IMC report - Opportunity for progress on devolution
By any yardstick, it is the most encouraging analysis to date of how far nationalists have gone down the difficult road of putting criminality behind them.
In particular, it sends out highly positive signals about the leadership of the Provisional IRA and augurs well for the future of the peace process, a point warmly welcomed yesterday by Taoiseach Bertie Ahern.
Set up two years ago by the Irish and British governments to report on paramilitary activity, the IMC is playing a significant role in influencing public opinion in the North.
Not alone is the commission helping to convince sceptical unionists that republicans are genuinely committed to peace, it is, as Justice Minister Michael McDowell put it, helping to create an environment in which the political parties can come together and begin the restoration of devolved government.
The picture is not entirely rosy, however, as the document draws a fine distinction between what individual members of the IRA are up to as opposed to the collective leadership of the organisation.
In IMC eyes, while senior IRA men are continuing to line their own pockets with the proceeds of crime, the monitors saw no evidence that violent activity has been sanctioned by the organisation itself.

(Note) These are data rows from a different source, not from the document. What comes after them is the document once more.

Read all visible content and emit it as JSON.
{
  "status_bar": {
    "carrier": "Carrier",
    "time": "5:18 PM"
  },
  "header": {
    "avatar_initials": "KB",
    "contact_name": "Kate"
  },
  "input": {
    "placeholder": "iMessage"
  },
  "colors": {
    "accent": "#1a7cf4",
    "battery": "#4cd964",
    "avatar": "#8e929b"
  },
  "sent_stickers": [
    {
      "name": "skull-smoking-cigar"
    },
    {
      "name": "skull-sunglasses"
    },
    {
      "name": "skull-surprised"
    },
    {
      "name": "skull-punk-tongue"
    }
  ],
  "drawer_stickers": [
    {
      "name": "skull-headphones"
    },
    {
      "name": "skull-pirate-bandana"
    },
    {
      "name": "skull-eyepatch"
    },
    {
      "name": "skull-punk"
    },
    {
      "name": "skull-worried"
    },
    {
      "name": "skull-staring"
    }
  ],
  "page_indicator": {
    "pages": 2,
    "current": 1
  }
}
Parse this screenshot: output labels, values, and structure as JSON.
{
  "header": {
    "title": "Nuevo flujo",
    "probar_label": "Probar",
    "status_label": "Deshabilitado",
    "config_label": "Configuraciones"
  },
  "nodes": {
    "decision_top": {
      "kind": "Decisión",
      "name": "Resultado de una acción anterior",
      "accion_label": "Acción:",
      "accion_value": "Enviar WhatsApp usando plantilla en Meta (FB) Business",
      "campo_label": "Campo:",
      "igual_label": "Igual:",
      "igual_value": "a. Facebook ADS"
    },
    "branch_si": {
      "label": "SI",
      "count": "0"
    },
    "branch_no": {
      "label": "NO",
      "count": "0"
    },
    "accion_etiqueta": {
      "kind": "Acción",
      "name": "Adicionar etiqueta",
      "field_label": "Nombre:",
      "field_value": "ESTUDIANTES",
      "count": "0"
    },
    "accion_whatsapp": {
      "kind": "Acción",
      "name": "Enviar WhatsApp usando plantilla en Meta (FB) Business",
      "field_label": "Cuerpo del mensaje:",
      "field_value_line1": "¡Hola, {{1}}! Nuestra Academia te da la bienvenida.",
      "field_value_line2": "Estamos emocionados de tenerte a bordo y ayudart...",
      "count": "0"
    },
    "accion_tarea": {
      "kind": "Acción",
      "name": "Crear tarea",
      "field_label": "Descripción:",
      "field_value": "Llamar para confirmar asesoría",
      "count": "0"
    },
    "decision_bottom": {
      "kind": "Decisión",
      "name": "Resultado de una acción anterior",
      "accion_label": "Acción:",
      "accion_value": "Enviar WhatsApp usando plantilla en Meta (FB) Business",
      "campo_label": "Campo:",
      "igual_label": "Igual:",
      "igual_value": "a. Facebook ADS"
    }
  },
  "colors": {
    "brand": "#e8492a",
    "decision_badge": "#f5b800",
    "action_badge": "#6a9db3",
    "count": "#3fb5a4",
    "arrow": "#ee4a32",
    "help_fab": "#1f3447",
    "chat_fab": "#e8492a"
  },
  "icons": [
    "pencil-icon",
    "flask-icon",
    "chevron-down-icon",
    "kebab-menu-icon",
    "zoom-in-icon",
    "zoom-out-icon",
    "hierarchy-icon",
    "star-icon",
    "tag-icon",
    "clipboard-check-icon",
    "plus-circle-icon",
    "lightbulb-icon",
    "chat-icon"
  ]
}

Specifically, it found no current sign of IRA training, engineering, recruitment, violent activity or targeting for the purpose of attack.
Few eyebrows will be raised at the fact that some IRA members did not surrender their weapons after decommissioning, albeit without the knowledge of the leadership.
Equally unsurprising is the IMC conviction that loyalist and dissident republican paramilitary elements are still active and continue to pose a threat.
Moderate loyalist opinion, echoed by Ulster Unionist Party leader Sir Reg Empey, is that the report continues to represent progress. However, Nigel Dodds of the more extreme DUP emphasised that co-operation on policing should be a prerequisite for any party in government in any part of Britain.
Logically, Sinn Féin should now take that vital step, which sooner or later will have to be taken, of engaging directly with the policing structures in the North.
With characteristic ire, DUP leader Ian Paisley suggested unionist pressure on republicans was beginning to have some effect. And he pointedly challenged Northern Secretary Peter Hain on whether the British government could publish details of all IRA weapons decommissioned so far.
For his part, Mr Hain welcomed the report as positive and providing further evidence of the direction that the Provisional IRA and its leadership was taking.
Broadly speaking, the wide-angle IMC vision of paramilitary activity, in the three months up to the end of February, is distinctly up-beat.
Leaving aside the Northern Bank robbery plus a series of brutal murders, there is good reason to believe that the IRA cessation of violence will ultimately result in the gun being taken out of Irish politics for once and for all.
Hopefully, this report will generate a climate of trust so that when the political parties come together at Stormont on May 15 next, some real progress can be made towards returning to full devolution.
If, however, as widely expected, next month’s bid fails, another attempt will be made in November to get self-government up and running again.
The long-suffering people of the North are crying out for political stability, economic progress and lasting peace. It’s time their politicians delivered.